Friedle: Ich versuche, mit meiner Musik wirklich viele Leute zu treffen. Das will jeder Musiker. Manche Individualisten vielleicht nicht, die wollen nur, dass ein oder zwei zuhören, was auch legitim ist. Meine Aufgabe ist es, den Leuten ein gutes Gefühl zu geben.

Hören Sie selbst viel Gute-Laune-Musik?
Friedle: Nicht nur, ich höre zum Beispiel Philipp Poisel rauf und runter. Das ist sehr traurige Musik, aber ich liebe es.

Sie haben mal gesagt: „Ich würde mir mehr Exzentriker wie Falco wünschen, dafür leben wir aber in der falschen Zeit.“ Was genau meinten Sie damit?
Friedle: Ich glaube, das würde momentan nicht gehen, mit diesem Hochmut. Der Michael Wendler macht das ja ein bisschen im Schlagerbereich, zu ihm passt das auch. Ich selbst könnte mir nicht vorstellen, in dieser Art aufzutreten. Falco war ein extrem guter Bassist, der war schon sehr schräg. Ich weiß nicht, ob das heute funktionieren würde, ob es dafür eine Plattform gäbe, in einer Zeit, wo so viel Leute Angst haben, etwas zu verlieren. Dass da einer mit diesem Hochmut kommt und sagt „ist mir alles wurscht“ – ich glaube nicht, dass das möglich wäre.

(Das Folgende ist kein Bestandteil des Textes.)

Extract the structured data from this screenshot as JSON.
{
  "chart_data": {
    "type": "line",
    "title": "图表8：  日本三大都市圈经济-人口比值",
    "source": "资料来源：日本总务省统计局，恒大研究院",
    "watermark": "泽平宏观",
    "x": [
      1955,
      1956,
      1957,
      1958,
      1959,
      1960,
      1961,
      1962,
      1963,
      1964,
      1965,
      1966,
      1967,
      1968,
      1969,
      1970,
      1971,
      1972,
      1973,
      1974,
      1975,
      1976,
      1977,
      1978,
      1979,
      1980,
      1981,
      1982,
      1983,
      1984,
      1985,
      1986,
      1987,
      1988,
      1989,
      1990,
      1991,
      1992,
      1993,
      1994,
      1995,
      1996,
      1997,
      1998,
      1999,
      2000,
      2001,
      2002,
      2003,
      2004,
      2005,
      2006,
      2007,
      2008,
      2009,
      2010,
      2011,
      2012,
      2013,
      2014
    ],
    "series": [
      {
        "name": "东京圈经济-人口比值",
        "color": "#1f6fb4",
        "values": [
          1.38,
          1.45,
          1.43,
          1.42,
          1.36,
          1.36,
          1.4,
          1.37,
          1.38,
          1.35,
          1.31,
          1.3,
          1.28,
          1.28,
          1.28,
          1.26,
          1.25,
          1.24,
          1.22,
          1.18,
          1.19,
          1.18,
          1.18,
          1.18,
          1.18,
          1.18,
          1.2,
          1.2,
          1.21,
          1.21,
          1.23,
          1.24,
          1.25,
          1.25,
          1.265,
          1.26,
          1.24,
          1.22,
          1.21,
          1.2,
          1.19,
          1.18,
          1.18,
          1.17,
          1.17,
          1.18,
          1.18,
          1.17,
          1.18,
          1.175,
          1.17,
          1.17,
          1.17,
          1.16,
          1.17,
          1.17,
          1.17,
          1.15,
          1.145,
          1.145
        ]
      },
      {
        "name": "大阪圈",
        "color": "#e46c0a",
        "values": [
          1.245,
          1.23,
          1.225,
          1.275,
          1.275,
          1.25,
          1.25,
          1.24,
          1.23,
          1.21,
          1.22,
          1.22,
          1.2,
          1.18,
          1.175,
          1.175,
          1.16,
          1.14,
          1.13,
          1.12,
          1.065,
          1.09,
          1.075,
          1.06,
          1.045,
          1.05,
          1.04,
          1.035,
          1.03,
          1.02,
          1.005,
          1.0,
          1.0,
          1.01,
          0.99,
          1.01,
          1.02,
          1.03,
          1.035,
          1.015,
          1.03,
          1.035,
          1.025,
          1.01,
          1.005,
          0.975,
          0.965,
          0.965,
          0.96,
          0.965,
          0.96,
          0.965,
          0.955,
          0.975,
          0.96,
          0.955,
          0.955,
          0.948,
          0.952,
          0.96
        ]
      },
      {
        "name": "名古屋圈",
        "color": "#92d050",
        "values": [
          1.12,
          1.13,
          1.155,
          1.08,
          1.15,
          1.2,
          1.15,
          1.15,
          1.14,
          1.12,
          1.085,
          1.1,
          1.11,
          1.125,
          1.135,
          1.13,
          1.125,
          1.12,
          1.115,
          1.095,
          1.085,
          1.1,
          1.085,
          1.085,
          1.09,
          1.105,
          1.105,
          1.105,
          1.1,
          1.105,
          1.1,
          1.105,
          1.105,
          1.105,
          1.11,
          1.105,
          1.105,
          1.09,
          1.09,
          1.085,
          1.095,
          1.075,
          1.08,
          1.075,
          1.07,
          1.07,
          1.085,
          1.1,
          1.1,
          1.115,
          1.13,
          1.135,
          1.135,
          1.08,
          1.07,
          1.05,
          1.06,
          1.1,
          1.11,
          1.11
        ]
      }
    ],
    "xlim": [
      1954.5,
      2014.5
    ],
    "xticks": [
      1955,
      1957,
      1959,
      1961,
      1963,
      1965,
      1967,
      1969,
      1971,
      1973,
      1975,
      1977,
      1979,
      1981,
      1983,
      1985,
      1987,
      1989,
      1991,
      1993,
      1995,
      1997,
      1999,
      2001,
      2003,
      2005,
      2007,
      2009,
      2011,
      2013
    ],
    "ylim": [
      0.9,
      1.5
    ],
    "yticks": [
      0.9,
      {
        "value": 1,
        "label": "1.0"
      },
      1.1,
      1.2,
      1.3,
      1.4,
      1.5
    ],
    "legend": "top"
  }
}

Verfolgen Sie aktuell die Vorbereitungen zum Eurovision Song Contest?
Friedle: Ja, das interessiert mich schon. Da würde ich auch gerne mal die Verantwortung übernehmen und die Leute dafür suchen, so wie Stefan Raab das in Deutschland gemacht hat. Ich hätte zum Beispiel gerne die österreichische Band Kontrast ins Rennen geschickt, das ist Heavy Metal und Musikantenstadl in einem.

Und selbst beim ESC singen?
Friedle: Wenn die Leute das wirklich wollen, klar. Ich bin Österreicher, ich habe damit kein Problem, mein Land zu vertreten. Wenn es gewünscht wird, mache ich das mit hundertprozentigem Einsatz.

Für Deutschland geht in diesem Jahr Cascada mit dem Eurodance-Titel „Glorious“ ins Rennen.
Friedle: Das finde ich gut, immerhin ist Cascada in Europa schon bekannt, das sehe ich als Vorteil.

Mag sein, besonders individuell klingt diese Produktion allerdings nicht.
Friedle: Ja, aber was wollen wir? Wollen wir unbedingt cool sein und fünf Leuten gefallen oder wollen wir gewinnen? Ich will gewinnen, und nicht nur dabei sein.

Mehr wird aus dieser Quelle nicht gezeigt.